NOTIZ ZU DEN ELIOT-TROTT-GESPRÄCHEN
GENF, DEZEMBER 1941
Mr. Eliot vom National Council of Student Christian Association [sic] traf Adam von Trott zu Solz zwischen dem 18. und 20. Dezember in Genf – zu einem Zeitpunkt wohlgemerkt, an dem er sich angeblich in Südamerika aufhielt – und führte insgesamt ein etwa zehnstündiges Gespräch mit ihm. Trott begann mit der Beschreibung seiner eigenen Einstellung. Er habe sich, sagte er, wohlüberlegt gegen das Exil entschieden und war vielmehr nach seinem Amerika-Besuch im Winter 1939 nach Deutschland zurückgekehrt, weil er glaubte, im Inneren des Reichs nützlichere Arbeit als außerhalb leisten zu können. Er selbst sei immer gegen die Nazis eingestellt gewesen, stelle aber nun fest, dass es in allen Bevölkerungsschichten eine wachsende Zahl von Menschen gebe, die ihn jetzt sozusagen einholten.
Diese Widerstandsbewegung sei zwar unorganisiert, werde aber von einem unwiderstehlichen aus zwei Motiven gespeisten Gefühlsimpuls getragen.
1. Die wachsende Erkenntnis der Misere, in welche die Menschen durch ihre frühere Tolerierung des Nationalsozialismus geraten seien.
2. Eine tief sitzende Angst vor dem Bolschewismus außerhalb und dem Kommunismus innerhalb des Landes.
Die Bewegung existiere in allen Bevölkerungsgruppen, insbesondere aber in Kreisen der Kirche, der Arbeiterbewegung und der Wehrmacht. Kirchenleute hätten sich wesentlich kritischer zum Regime geäußert (z.B. Graf Galens Predigten sowie die Vorsprache von Kardinal Faulhaber und des Lutheranischen Bischofs von Stuttgart in der Reichskanzlei im Dezember, um gegen die Plünderungen der Gestapo zu protestieren).
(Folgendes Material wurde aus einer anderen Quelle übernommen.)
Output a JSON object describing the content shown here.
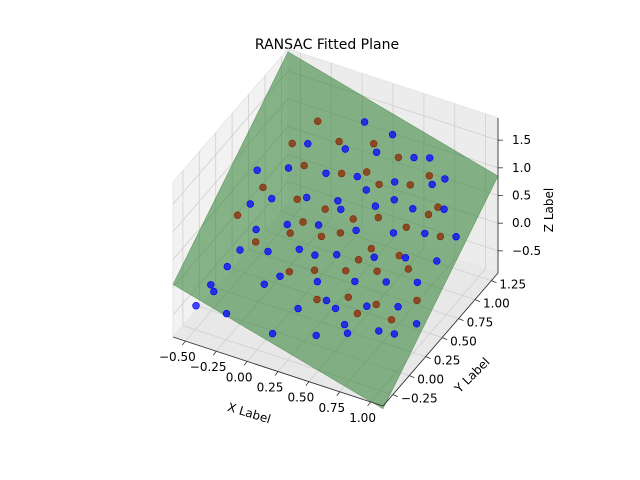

In Vorbereitung auf den Sturz der Nazis und den künftigen Frieden werde zugleich eine Philosophie der Ordnung und des Verantwortungsbewusstseins gepredigt.
Die Arbeiterbewegung erkenne zunehmend, dass man sich vom Nationalsozialismus in die Irre habe leiten lassen, und suche Beistand bei der Kirche, nicht so sehr in religiösen Fragen als aus Bewunderung für die von manchen ihrer Führer eingenommenen Haltung heraus. Wenn eine Person nazifeindliche Ansichten vertritt, werde angeblich in Kreisen der Arbeiterbewegung häufig die Frage gestellt: „Ist er ein Mitglied der ‚Bekennenden Kirche’?“
Trotzdem sei es eher die Wehrmacht, betonte Trott, an die sich die Bewegung bei der Suche nach echter Führung wende. Trott wollte keine Namen nennen, deutete aber an, dass es sowohl im Feld als auch im Generalstab gewisse Generäle und höhere Wehrmachtsangehörige gebe, auf die man sich gegebenenfalls verlassen könne. Er nannte auch einige Beispiele für Unzufriedenheit in der Armee als ganzer (z.B. den Mölders-Vorfall und die Weigerung mancher Kommandos an der Ostfront, Befehle von großer Grausamkeit gegen russische Kriegsgefangene auszuführen). Zunehmend habe man das Gefühl, dass die Wehrmacht in der Partei ein Frankensteinmonster geschaffen habe, das ihr über den Kopf gewachsen und nun durch eigene grobe Fehler dabei sei, sich selbst und die Wehrmacht vollends in die Katastrophe zu stürzen. Insbesondere das Bündnis mit Japan werde, so Trott, in der Wehrmacht als unnatürlich angesehen und abgelehnt. Wie in den Reihen der Arbeiterbewegung gebe es eine wachsende Hochachtung für die Kirche und die christlichen Grundwerte. Vervielfältigte Kopien von Robert Patons „The Church and the Post-War World“ waren in Norwegen an die deutschen Truppen verteilt worden. (Es hieß übrigens, dieses Buch hätte in Deutschland verbotenerweise eine weite Verbreitung gehabt, insbesondere in den Reihen der Wehrmacht.)